This CLOSE reading passage comes from our history book. It is a one page extra story that helps to set up our new chapter. The passage is more difficult for some of my readers, but for the most part the class will have to make inferences in order to understand it fully.
I ask them to turn to the story in the book, and hand out two sticky notes to each student. While I do this I ask if anyone can tell me some of the steps we follow when we read a CLOSE reading passage. My students remember the annotations, the writing response, and answering questions. Which puts a smile on my face because they are becoming more and more confident in the process.
The stickies, I explain, are going to be where they write their annotations and any notes they need to make while reading. As they read, I will hand out a lined piece of paper for them to write their responses on.
I borrow a student's book, and model how I would like them to place their sticky notes. That if I place them next to the passage they fit perfectly along the whole length of it. On the white board, I write some of the different annotations we have been using. I write the marks like ?, ! and the circling of unknown words. I also remind them to use initials like V for Visualize, P for Predict, and C for Connect.
Before they begin, I remind them to read and annotate, but when they finish to write a response to what they initially have read. I know give them time to read and annotate. I walk around an check student's annotations. Some are writing many notes and others are sticky primarily to the punctuation annotations.
When they finish and appear to have a response written, I ask them to now listen as I read. I read the passage once straight through. I then go back and reread it and model annotating as I do.
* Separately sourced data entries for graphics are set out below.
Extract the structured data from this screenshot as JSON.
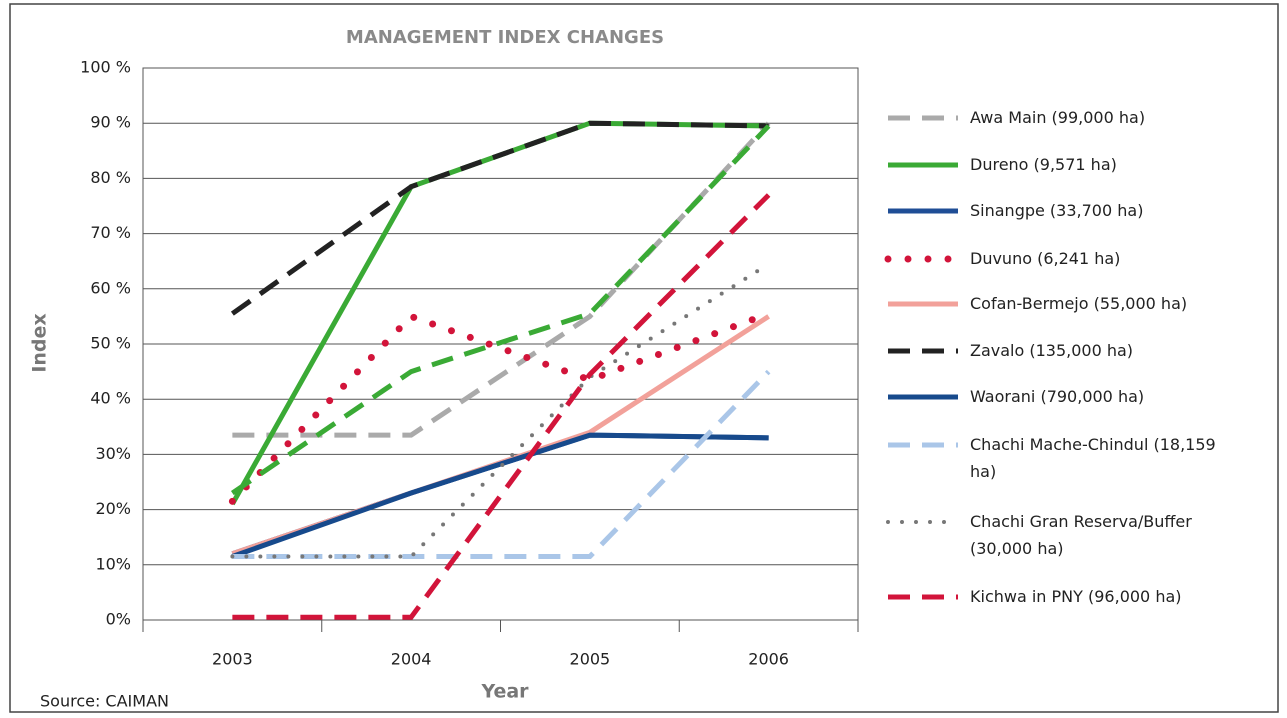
{
  "chart_data": {
    "type": "line",
    "title": "MANAGEMENT INDEX CHANGES",
    "x_label": "Year",
    "y_label": "Index",
    "source": "Source: CAIMAN",
    "categories": [
      "2003",
      "2004",
      "2005",
      "2006"
    ],
    "ylim": [
      0,
      100
    ],
    "yticks": [
      {
        "value": 0,
        "label": "0%"
      },
      {
        "value": 10,
        "label": "10%"
      },
      {
        "value": 20,
        "label": "20%"
      },
      {
        "value": 30,
        "label": "30%"
      },
      {
        "value": 40,
        "label": "40 %"
      },
      {
        "value": 50,
        "label": "50 %"
      },
      {
        "value": 60,
        "label": "60 %"
      },
      {
        "value": 70,
        "label": "70 %"
      },
      {
        "value": 80,
        "label": "80 %"
      },
      {
        "value": 90,
        "label": "90 %"
      },
      {
        "value": 100,
        "label": "100 %"
      }
    ],
    "grid": true,
    "legend": "right",
    "series": [
      {
        "name": "Awa Main (99,000 ha)",
        "color": "#aaaaaa",
        "dash": "dashed",
        "values": [
          33.5,
          33.5,
          55,
          90
        ]
      },
      {
        "name": "Dureno (9,571 ha)",
        "color": "#3aaa35",
        "dash": "solid",
        "values": [
          21,
          78.5,
          90,
          89.5
        ]
      },
      {
        "name": "Sinangpe (33,700 ha)",
        "color": "#1f4e96",
        "dash": "solid",
        "values": [
          12,
          23,
          33.5,
          33
        ]
      },
      {
        "name": "Duvuno (6,241 ha)",
        "color": "#d2143a",
        "dash": "dotted",
        "values": [
          21.5,
          55,
          43.5,
          55.5
        ]
      },
      {
        "name": "Cofan-Bermejo (55,000 ha)",
        "color": "#f2a19a",
        "dash": "solid",
        "values": [
          12,
          23,
          34,
          55
        ]
      },
      {
        "name": "Zavalo (135,000 ha)",
        "color": "#222222",
        "dash": "dashed",
        "values": [
          55.5,
          78.5,
          90,
          89.5
        ]
      },
      {
        "name": "Waorani (790,000 ha)",
        "color": "#174a8c",
        "dash": "solid",
        "values": [
          11.5,
          23,
          33.5,
          33
        ]
      },
      {
        "name": "Chachi Mache-Chindul (18,159 ha)",
        "color": "#aac6e8",
        "dash": "dashed",
        "values": [
          11.5,
          11.5,
          11.5,
          45
        ]
      },
      {
        "name": "Chachi Gran Reserva/Buffer (30,000 ha)",
        "color": "#777777",
        "dash": "dotted-small",
        "values": [
          11.5,
          11.5,
          44,
          64.5
        ]
      },
      {
        "name": "Kichwa in PNY (96,000 ha)",
        "color": "#d2143a",
        "dash": "dashed",
        "values": [
          0.5,
          0.5,
          44.5,
          77
        ]
      },
      {
        "color": "#3aaa35",
        "dash": "dashed",
        "values": [
          23,
          45,
          55.5,
          89.5
        ]
      }
    ]
  }
}
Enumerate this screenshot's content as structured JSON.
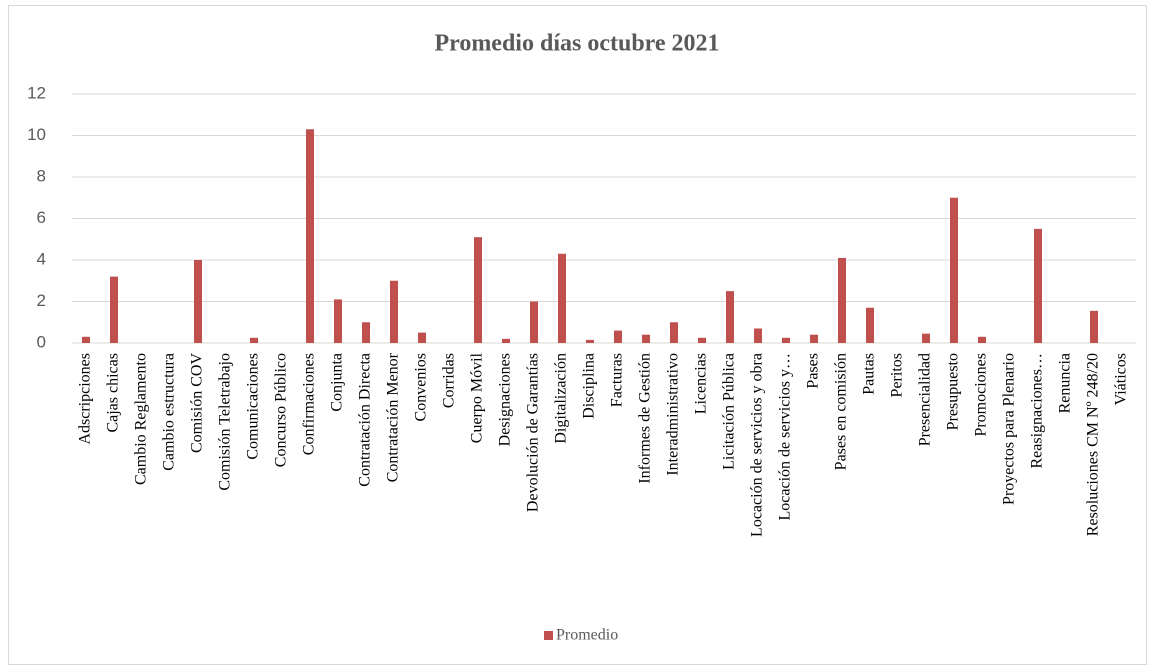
{
  "chart_data": {
    "type": "bar",
    "title": "Promedio días octubre 2021",
    "categories": [
      "Adscripciones",
      "Cajas chicas",
      "Cambio Reglamento",
      "Cambio estructura",
      "Comisión COV",
      "Comisión Teletrabajo",
      "Comunicaciones",
      "Concurso Público",
      "Confirmaciones",
      "Conjunta",
      "Contratación Directa",
      "Contratación Menor",
      "Convenios",
      "Corridas",
      "Cuerpo Móvil",
      "Designaciones",
      "Devolución de Garantías",
      "Digitalización",
      "Disciplina",
      "Facturas",
      "Informes de Gestión",
      "Interadministrativo",
      "Licencias",
      "Licitación Pública",
      "Locación de servicios y obra",
      "Locación de servicios y…",
      "Pases",
      "Pases en comisión",
      "Pautas",
      "Peritos",
      "Presencialidad",
      "Presupuesto",
      "Promociones",
      "Proyectos para Plenario",
      "Reasignaciones…",
      "Renuncia",
      "Resoluciones CM Nº 248/20",
      "Viáticos"
    ],
    "series": [
      {
        "name": "Promedio",
        "color": "#c0504d",
        "values": [
          0.3,
          3.2,
          0,
          0,
          4,
          0,
          0.25,
          0,
          10.3,
          2.1,
          1,
          3,
          0.5,
          0,
          5.1,
          0.2,
          2,
          4.3,
          0.15,
          0.6,
          0.4,
          1,
          0.25,
          2.5,
          0.7,
          0.25,
          0.4,
          4.1,
          1.7,
          0,
          0.45,
          7,
          0.3,
          0,
          5.5,
          0,
          1.55,
          0
        ]
      }
    ],
    "ylim": [
      0,
      12
    ],
    "yticks": [
      0,
      2,
      4,
      6,
      8,
      10,
      12
    ],
    "grid": true,
    "legend": "bottom"
  }
}
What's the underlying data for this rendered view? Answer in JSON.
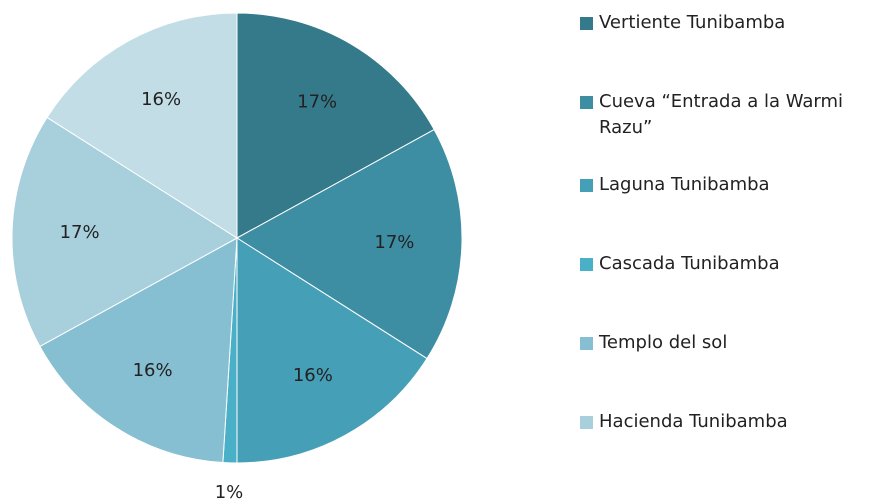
{
  "chart_data": {
    "type": "pie",
    "categories": [
      "Vertiente Tunibamba",
      "Cueva “Entrada a la Warmi Razu”",
      "Laguna Tunibamba",
      "Cascada Tunibamba",
      "Templo del sol",
      "Hacienda Tunibamba",
      null
    ],
    "values": [
      17,
      17,
      16,
      1,
      16,
      17,
      16
    ],
    "value_labels": [
      "17%",
      "17%",
      "16%",
      "1%",
      "16%",
      "17%",
      "16%"
    ],
    "colors": [
      "#357a8a",
      "#3d8ea3",
      "#459fb6",
      "#4ab0c8",
      "#86bfd1",
      "#a8cfdc",
      "#c3dde6"
    ],
    "legend": "right"
  }
}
It is now time for the text embedded questions. I ask my class questions that require them to connect back to Columbus, and to the chapter we just completed. I ask them to connect what is similar about what we just read and Columbus. To push their thinking I ask them to find where in the text it says that only two men stepped forward. Why did only two me step forward? I then ask them to try to figure out what the rest of the people might have been thinking. This creates a good discussion and spurs their inferencing skills.